It's theater season at our local high schools.
'Peter Pan' will be performed at Reservoir High School on Thursday, Nov. 17 through Sunday, Nov. 20. Evening shows will be at 7 p.m. and matinees will be performed Saturday and Sunday at 2 p.m.
This fantasy is about an orphan boy who meets the Darling family. Together, they magically fly to Neverland where the adventures begin.
The role of Peter Pan will be shared by Sean Custer and Brendan Carter. Megan Hamilton and Funmi Erinle share the role of Wendy Darling. Jackson Durbin, from Hammond Middle School, plays 10-year-old Ben Sutton and Ty Grant, a Fulton Elementary student, plays 6-year-old Michael.
The production will be led by Jessica Binder, drama director and Dr. Gregory Knauf, technical director.
This promises to be a memorable show.
Binder is excited about the "magic of characters flying, gorgeous projections and backdrops, fight choreography" as well as beautiful sets and costumes. "Unruly pirates, wild lost boys and a crocodile that's the bane of Captain Hook's existence" will offer excitement for the audience.
Go to https://osp.osmsinc.com/HowardMD/Default.aspx to purchase tickets online for $12. You will need to navigate through the site by clicking on high schools on the left side. Go to Reservoir High and scroll down to the dates for the play. Tickets can also be purchased at the door for $14.
Atholton High School is also in the midst of a busy fall theater season. The award-winning drama department is presenting a new play, 'Crush,' written by Stephen Gregg. Your last chances to see the show are Friday and Saturday, Nov. 11 and 12, at 7 p.m. The high school's website describes 'Crush' as "an alien invasion romantic comedy that is also a 21st-century response to Thornton Wilder's classic Our Town." Set in a small town in the California desert falling on hard times, the play is about a high school theatre group staging 'Our Town' but then an alien invasion occurs. The outer space creature has six bodies, five of which are invisible to almost everyone. But there is one teen who can see the alien. The only problem is that no one in town will believe him. The unforgettable characters teach play goers all about what it means to love someone and be human. You can purchase tickets online at http://www.atholtondrama.org/fall-play/. Click on the link in the middle of your computer screen. General admission seats cost $10.
Break a leg, young thespians!
Recently I heard from the chief marketing officer for Reservoir High School's Distributive Education Clubs of America club, Sachi Rai, who told me about the Fall Leadership Conference. The Maryland chapter of the DECA hosted the conference in Baltimore on Oct. 18. Reservoir sent 48 enthusiastic members to spend a day of incredible learning experiences ranging from physics to philosophy. Workshops such as 'Drones, Clones, and Genomes' and 'The Six Seconds to Success: First Impressions' were presented. According to Sachi, "the commonality between all the speaker's workshops was that the students left with increased knowledge about the business and entrepreneurial world." Five Reservoir students led workshops as members of the state officer team. I think DECA's mission statement of preparing "emerging leaders and entrepreneurs in marketing, finance, hospitality and management in high schools and colleges around the globe" was certainly at work during this convention for these young leaders.
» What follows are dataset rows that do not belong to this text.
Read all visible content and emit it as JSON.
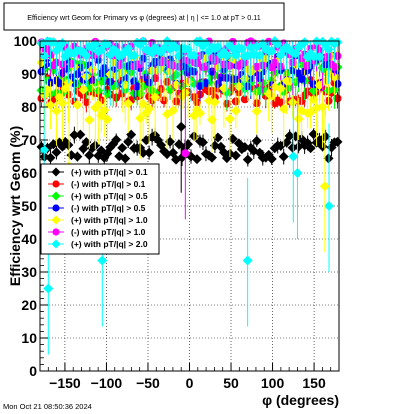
{
  "chart_data": {
    "type": "scatter",
    "title": "Efficiency wrt Geom for Primary vs φ (degrees) at | η | <= 1.0 at pT > 0.11",
    "xlabel": "φ (degrees)",
    "ylabel": "Efficiency wrt Geom (%)",
    "xlim": [
      -180,
      180
    ],
    "ylim": [
      0,
      100
    ],
    "x_ticks": [
      -150,
      -100,
      -50,
      0,
      50,
      100,
      150
    ],
    "y_ticks": [
      0,
      10,
      20,
      30,
      40,
      50,
      60,
      70,
      80,
      90,
      100
    ],
    "grid": true,
    "legend_placement": "left, middle",
    "series": [
      {
        "name": "(+) with pT/|q| > 0.1",
        "color": "#000000",
        "marker": "diamond",
        "band": [
          64,
          72
        ],
        "err": 2
      },
      {
        "name": "(-) with pT/|q| > 0.1",
        "color": "#ff0000",
        "marker": "circle",
        "band": [
          81,
          89
        ],
        "err": 3
      },
      {
        "name": "(+) with pT/|q| > 0.5",
        "color": "#00ff00",
        "marker": "diamond",
        "band": [
          84,
          94
        ],
        "err": 5
      },
      {
        "name": "(-) with pT/|q| > 0.5",
        "color": "#0000ff",
        "marker": "circle",
        "band": [
          86,
          96
        ],
        "err": 5
      },
      {
        "name": "(+) with pT/|q| > 1.0",
        "color": "#ffff00",
        "marker": "diamond",
        "band": [
          76,
          96
        ],
        "err": 10
      },
      {
        "name": "(-) with pT/|q| > 1.0",
        "color": "#ff00ff",
        "marker": "circle",
        "band": [
          92,
          100
        ],
        "err": 8
      },
      {
        "name": "(+) with pT/|q| > 2.0",
        "color": "#00ffff",
        "marker": "diamond",
        "band": [
          95,
          100
        ],
        "err": 12
      }
    ],
    "outliers": [
      {
        "series": 6,
        "x": -170,
        "y": 25
      },
      {
        "series": 6,
        "x": -105,
        "y": 33.5
      },
      {
        "series": 6,
        "x": 70,
        "y": 33.5
      },
      {
        "series": 6,
        "x": 130,
        "y": 60
      },
      {
        "series": 6,
        "x": 168,
        "y": 50
      },
      {
        "series": 6,
        "x": -175,
        "y": 67
      },
      {
        "series": 6,
        "x": 125,
        "y": 65
      },
      {
        "series": 4,
        "x": 163,
        "y": 56
      },
      {
        "series": 4,
        "x": -145,
        "y": 62
      },
      {
        "series": 5,
        "x": -5,
        "y": 66
      },
      {
        "series": 0,
        "x": -10,
        "y": 74
      }
    ]
  },
  "footer": {
    "timestamp": "Mon Oct 21 08:50:36 2024"
  }
}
The North Laurel Community Center will be busy on Saturday, Nov. 19. The Turkey Waddle is for walkers of all fitness levels ages 5 and up from 10:30 to 11:30 a.m. Children's activities are also planned and participants will also have the chance to win a Thanksgiving turkey. Call 410-313-0390 for information. The cost is $5 for members and $7 for non-members.
The Tinsel and Treasures Craft and Home Fair is also scheduled for that day at the community center from 10 a.m. to 1 p.m. Holiday shopping at its best.
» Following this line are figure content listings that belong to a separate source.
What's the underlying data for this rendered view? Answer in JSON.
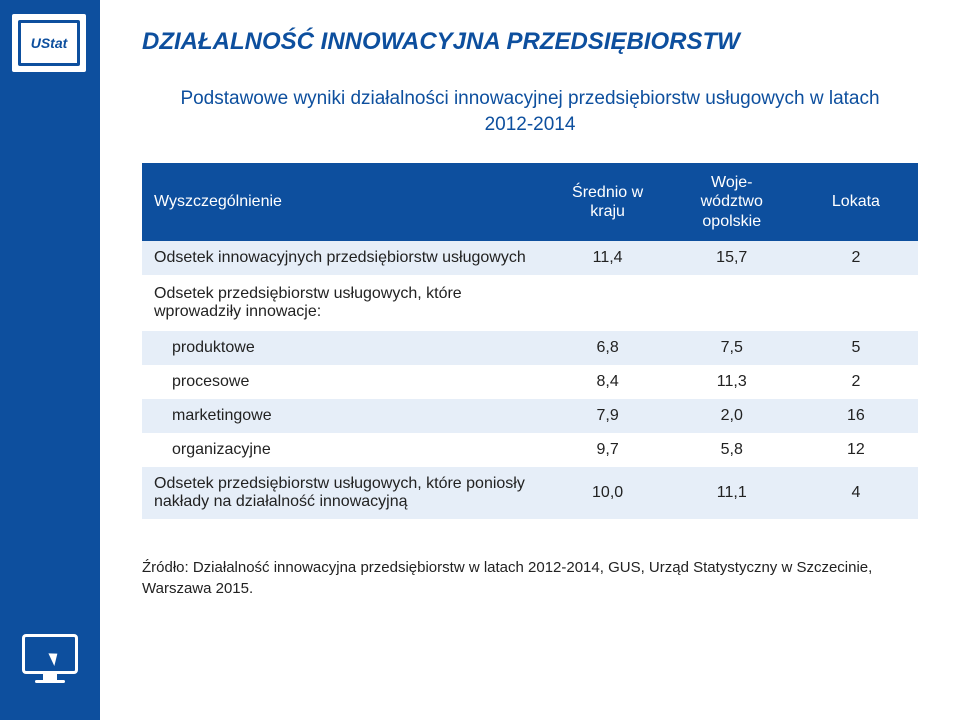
{
  "logo": {
    "text": "UStat"
  },
  "title": "DZIAŁALNOŚĆ INNOWACYJNA PRZEDSIĘBIORSTW",
  "subtitle": "Podstawowe wyniki działalności innowacyjnej przedsiębiorstw usługowych w latach 2012-2014",
  "table": {
    "headers": {
      "col0": "Wyszczególnienie",
      "col1": "Średnio w kraju",
      "col2": "Woje-\nwództwo opolskie",
      "col3": "Lokata"
    },
    "rows": [
      {
        "label": "Odsetek innowacyjnych przedsiębiorstw usługowych",
        "v1": "11,4",
        "v2": "15,7",
        "v3": "2",
        "band": true,
        "indent": 0
      },
      {
        "label": "Odsetek przedsiębiorstw usługowych, które wprowadziły innowacje:",
        "v1": "",
        "v2": "",
        "v3": "",
        "band": false,
        "indent": 0
      },
      {
        "label": "produktowe",
        "v1": "6,8",
        "v2": "7,5",
        "v3": "5",
        "band": true,
        "indent": 1
      },
      {
        "label": "procesowe",
        "v1": "8,4",
        "v2": "11,3",
        "v3": "2",
        "band": false,
        "indent": 1
      },
      {
        "label": "marketingowe",
        "v1": "7,9",
        "v2": "2,0",
        "v3": "16",
        "band": true,
        "indent": 1
      },
      {
        "label": "organizacyjne",
        "v1": "9,7",
        "v2": "5,8",
        "v3": "12",
        "band": false,
        "indent": 1
      },
      {
        "label": "Odsetek przedsiębiorstw usługowych, które poniosły nakłady na działalność innowacyjną",
        "v1": "10,0",
        "v2": "11,1",
        "v3": "4",
        "band": true,
        "indent": 0
      }
    ]
  },
  "source": "Źródło: Działalność innowacyjna przedsiębiorstw w latach 2012-2014, GUS, Urząd Statystyczny w Szczecinie, Warszawa 2015.",
  "colors": {
    "brand": "#0d4f9e",
    "band": "#e6eef8",
    "text": "#222222",
    "white": "#ffffff"
  }
}
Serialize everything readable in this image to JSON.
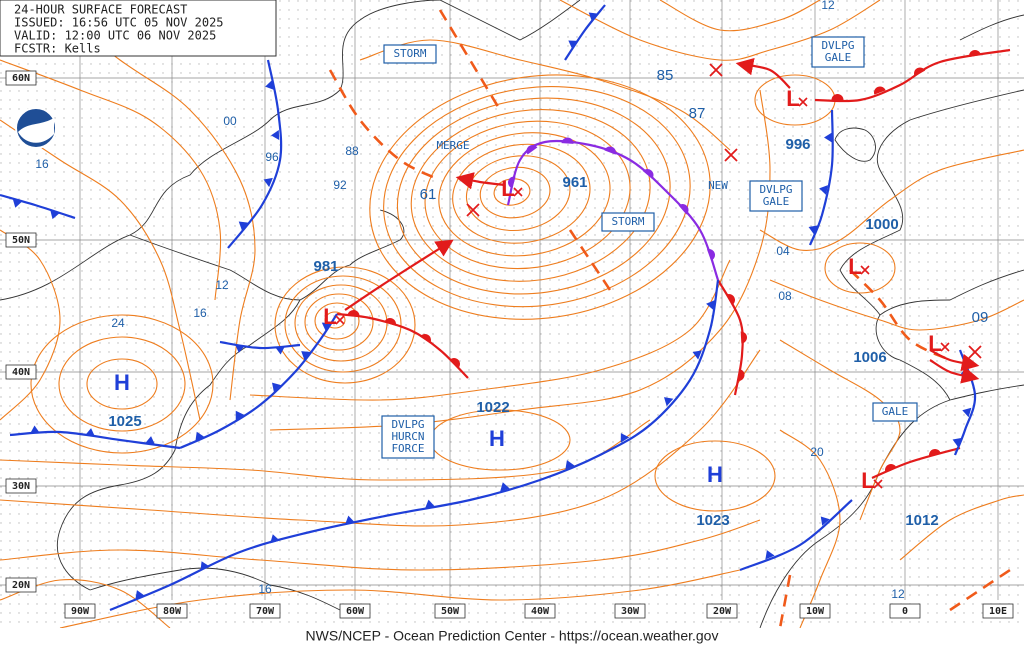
{
  "header": {
    "title": "24-HOUR SURFACE FORECAST",
    "issued": "ISSUED: 16:56 UTC 05 NOV 2025",
    "valid": "VALID:  12:00 UTC 06 NOV 2025",
    "forecaster": "FCSTR:  Kells"
  },
  "latitude_labels": [
    "60N",
    "50N",
    "40N",
    "30N",
    "20N"
  ],
  "longitude_labels": [
    "90W",
    "80W",
    "70W",
    "60W",
    "50W",
    "40W",
    "30W",
    "20W",
    "10W",
    "0",
    "10E"
  ],
  "pressure_centers": [
    {
      "symbol": "L",
      "pressure": 961
    },
    {
      "symbol": "L",
      "pressure": 981
    },
    {
      "symbol": "L",
      "pressure": 996
    },
    {
      "symbol": "L",
      "pressure": 1000
    },
    {
      "symbol": "L",
      "pressure": 1006
    },
    {
      "symbol": "L",
      "pressure": 1012
    },
    {
      "symbol": "H",
      "pressure": 1025
    },
    {
      "symbol": "H",
      "pressure": 1022
    },
    {
      "symbol": "H",
      "pressure": 1023
    }
  ],
  "isobar_labels": [
    "00",
    "96",
    "88",
    "92",
    "16",
    "12",
    "16",
    "24",
    "85",
    "87",
    "04",
    "08",
    "20",
    "12",
    "16",
    "12",
    "09",
    "61"
  ],
  "boxed_labels": [
    [
      "STORM"
    ],
    [
      "STORM"
    ],
    [
      "DVLPG",
      "GALE"
    ],
    [
      "DVLPG",
      "GALE"
    ],
    [
      "GALE"
    ],
    [
      "DVLPG",
      "HURCN",
      "FORCE"
    ]
  ],
  "annotations": [
    "MERGE",
    "NEW"
  ],
  "footer": "NWS/NCEP - Ocean Prediction Center - https://ocean.weather.gov"
}
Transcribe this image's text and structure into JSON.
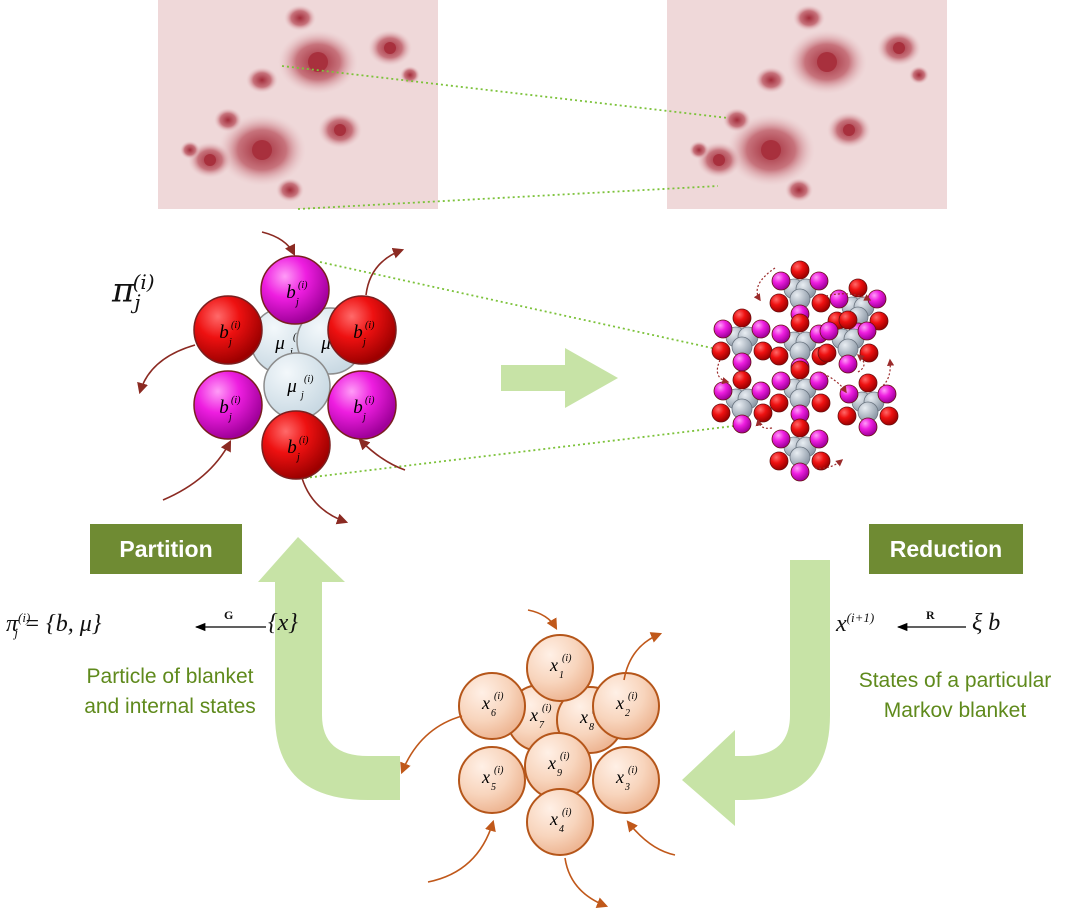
{
  "labels": {
    "partition": "Partition",
    "reduction": "Reduction"
  },
  "captions": {
    "left_line1": "Particle of blanket",
    "left_line2": "and internal states",
    "right_line1": "States of a particular",
    "right_line2": "Markov blanket"
  },
  "formulas": {
    "particle_symbol": "π",
    "particle_sub": "j",
    "particle_sup": "(i)",
    "partition_lhs": "π",
    "partition_set": "= {b, μ}",
    "operator_G": "G",
    "partition_rhs": "{x}",
    "reduction_lhs": "x",
    "reduction_sup": "(i+1)",
    "operator_R": "R",
    "reduction_rhs": "ξ b"
  },
  "particle": {
    "blanket_label": "b",
    "internal_label": "μ",
    "index_sup": "(i)",
    "index_sub": "j"
  },
  "states": {
    "label": "x",
    "index_sup": "(i)",
    "nodes": [
      "1",
      "2",
      "3",
      "4",
      "5",
      "6",
      "7",
      "8",
      "9"
    ]
  },
  "colors": {
    "red": "#e30613",
    "magenta": "#e40fd6",
    "internal": "#d8e6ee",
    "state": "#f6d2b8",
    "state_border": "#b5561a",
    "green_arrow": "#c7e3a6",
    "label_bg": "#6f8b33",
    "caption": "#5f8a1c",
    "fractal_bg": "#efd8d9",
    "fractal": "#b3505a"
  }
}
In November 1919, President Woodrow Wilson proclaimed Nov. 11 as the first commemoration of Armistice Day. He said, "To us in America, the reflections of Armistice Day will be filled with solemn pride in the heroism of those who died in the country's service and with gratitude for the victory, both because of the thing from which it has freed us and because of the opportunity it has given America to show her sympathy with peace and justice in the councils of the nations…" In 1954, President Eisenhower officially changed the name of the day to Veterans Day. So I want to extend my thanks to veterans for their service to our country.